Re: i19 Bodies on GET (and other) requests

On Jan 16, 2007, at 2:49 PM, Mark Nottingham wrote:
> My reading is that this would be cacheable, and that the cache key  
> would be just the URI. In particular, the last sentence of the  
> quoted spec text above helps clarify this, although it's talking  
> about servers, not necessarily caches.

Don't get the terminology messed up.  Caches are storage things that
could be on either clients or servers.  Servers are components that
happen to be playing the role of sending a response at this moment.
As such, the only thing it should talk about is servers -- whether
or not a cache exists in the server is irrelevant.

> Does that make sense? I'd feel a bit better if the language were  
> massaged to include not just servers, but caches as well. E.g.,
>
> "A server SHOULD read and forward a message-body on any request.
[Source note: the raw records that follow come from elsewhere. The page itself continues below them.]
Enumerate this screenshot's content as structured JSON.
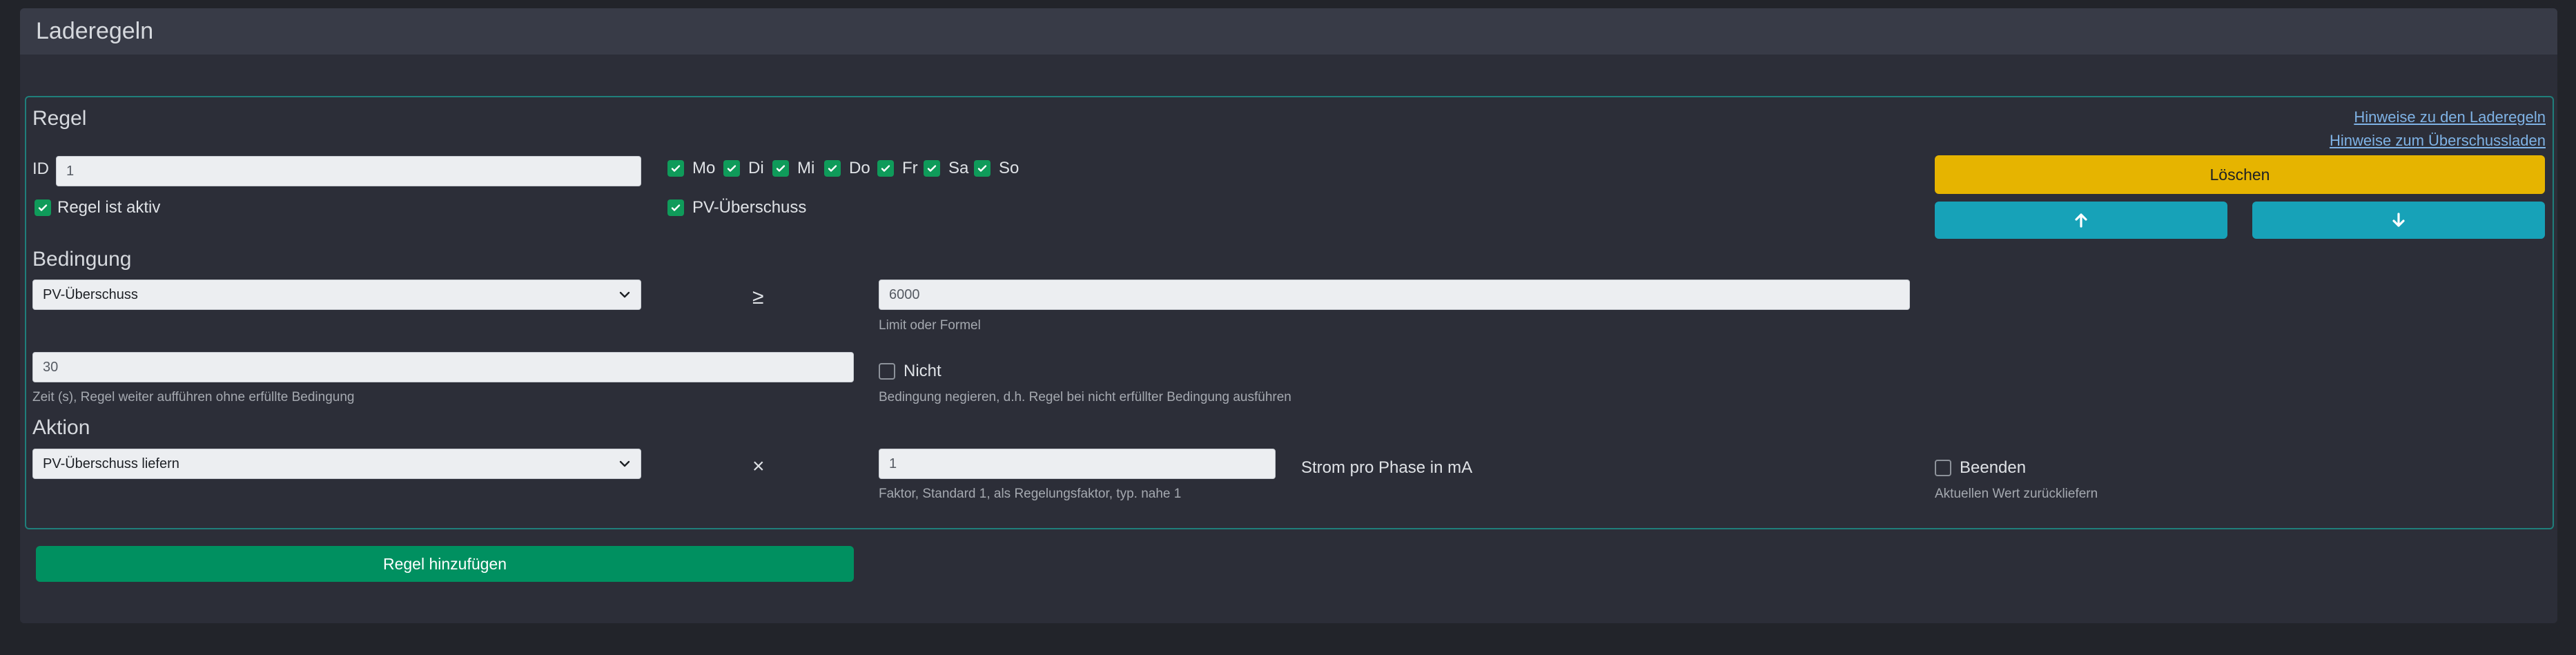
{
  "page": {
    "title": "Laderegeln"
  },
  "rule": {
    "section_title": "Regel",
    "id_label": "ID",
    "id_value": "1",
    "active_label": "Regel ist aktiv",
    "days": [
      {
        "label": "Mo",
        "checked": true
      },
      {
        "label": "Di",
        "checked": true
      },
      {
        "label": "Mi",
        "checked": true
      },
      {
        "label": "Do",
        "checked": true
      },
      {
        "label": "Fr",
        "checked": true
      },
      {
        "label": "Sa",
        "checked": true
      },
      {
        "label": "So",
        "checked": true
      }
    ],
    "pv_label": "PV-Überschuss",
    "links": {
      "rules_hint": "Hinweise zu den Laderegeln",
      "surplus_hint": "Hinweise zum Überschussladen"
    },
    "delete_label": "Löschen",
    "condition": {
      "section_title": "Bedingung",
      "select_value": "PV-Überschuss",
      "operator": "≥",
      "limit_value": "6000",
      "limit_help": "Limit oder Formel",
      "time_value": "30",
      "time_help": "Zeit (s), Regel weiter aufführen ohne erfüllte Bedingung",
      "negate_label": "Nicht",
      "negate_help": "Bedingung negieren, d.h. Regel bei nicht erfüllter Bedingung ausführen"
    },
    "action": {
      "section_title": "Aktion",
      "select_value": "PV-Überschuss liefern",
      "operator": "×",
      "factor_value": "1",
      "factor_help": "Faktor, Standard 1, als Regelungsfaktor, typ. nahe 1",
      "unit_label": "Strom pro Phase in mA",
      "end_label": "Beenden",
      "end_help": "Aktuellen Wert zurückliefern"
    }
  },
  "add_rule_label": "Regel hinzufügen",
  "colors": {
    "background": "#22242a",
    "card": "#2c2e38",
    "header": "#383b47",
    "border_accent": "#1f7f7b",
    "checkbox": "#0f9b5a",
    "delete": "#e6b400",
    "move": "#17a2b8",
    "add": "#009060",
    "link": "#7fb3e6"
  }
}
If  
> the request method does not include defined semantics for an entity- 
> body, or if the request method is unrecognised, then the message- 
> body SHOULD be ignored by servers and caches when handling the  
> request."

I disagree with both sentences.  The first one is just wrong -- it
contradicts both the rules for message parsing (fails to account for
HEAD requests) and lumps all servers into the category of proxies
and gateways.  In the second sentence, caches do not "handle the  
request",
ever.  The cache is part of the server and subject to its requirements.

When a request message contains both a message-body of non-zero
length and a method that does not define any semantics for that
request message-body, then an origin server SHOULD either ignore
the message-body or respond with an appropriate error message
(e.g., 413).  A proxy or gateway, when presented the same request,
SHOULD either forward the request inbound with the message-body or
ignore the message-body when determining a response.